Por su parte, el doctor Miguel Civera, además de defender la importancia de fomentar el pensamiento crítico, propone inculcar hábitos alimentarios saludables en el hogar y que los progenitores "huyan" de la cultura del culto al cuerpo. "No hay que olvidar que si los padres transmiten a sus hijos una preocupación excesiva por la delgadez, acabarán calcando este prototipo", subraya el experto de la SEEN, que no duda en abogar por castigar la promoción de contenidos que puedan representar un riesgo para la salud.
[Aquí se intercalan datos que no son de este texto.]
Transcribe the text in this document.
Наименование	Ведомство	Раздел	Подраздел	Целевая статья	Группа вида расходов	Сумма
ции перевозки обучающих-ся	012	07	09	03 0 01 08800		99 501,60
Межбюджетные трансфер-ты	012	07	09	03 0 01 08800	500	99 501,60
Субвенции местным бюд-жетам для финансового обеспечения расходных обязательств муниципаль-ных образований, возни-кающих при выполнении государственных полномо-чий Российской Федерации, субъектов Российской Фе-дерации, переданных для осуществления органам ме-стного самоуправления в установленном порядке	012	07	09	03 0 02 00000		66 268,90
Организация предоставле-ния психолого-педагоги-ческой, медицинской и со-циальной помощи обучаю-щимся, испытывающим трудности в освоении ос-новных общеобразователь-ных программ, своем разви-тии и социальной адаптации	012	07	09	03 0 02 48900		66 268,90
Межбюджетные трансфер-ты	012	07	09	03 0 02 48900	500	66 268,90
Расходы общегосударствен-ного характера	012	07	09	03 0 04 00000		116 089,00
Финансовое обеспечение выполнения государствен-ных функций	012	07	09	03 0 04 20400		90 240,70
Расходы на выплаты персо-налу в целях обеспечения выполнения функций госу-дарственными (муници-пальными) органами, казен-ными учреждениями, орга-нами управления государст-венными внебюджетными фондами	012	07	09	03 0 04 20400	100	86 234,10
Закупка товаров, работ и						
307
La SEEN insta a los progenitores a pedir ayuda a los profesionales

El doctor Miguel Civera, integrante del Comité Gestor del área de Nutrición de la Sociedad Española de Endocrinología y Nutrición (SEEN), insta a los padres de los adolescentes a solicitar ayuda profesional desde el primer momento en el que detecten alguna conducta de riesgo relacionada con la alimentación. "Hay que actuar de una manera sosegada, pero nunca dejarla pasar", insiste el especialista, que además advierte que deben ser los facultativos los que pauten siempre las dietas, en el caso de que existan problemas de sobrepeso.

Hace tan solo unos días, el Consejo General de Enfermería (CGE) emitió un comunicado, a través de su página web, en el que alerta de los riesgos de la dieta de las princesas Disney. "Esta ni es una dieta, ni es mágica, ni inocente. Es un plan restrictivo, carente de base científica, que pone en riesgo la salud física, emocional y social de quienes lo siguen, especialmente los adolescentes", expone Héctor Nafría, divulgador científico de la unidad de Cultura Científica del CGE.

El personal de enfermería recuerda que un buen plan de adelgazamiento debe ser personalizado, proporcionar como mínimo 1.200 kilocalorías al día, garantizar la ingesta de vitaminas y minerales, y evitar la prohibición de alimentos.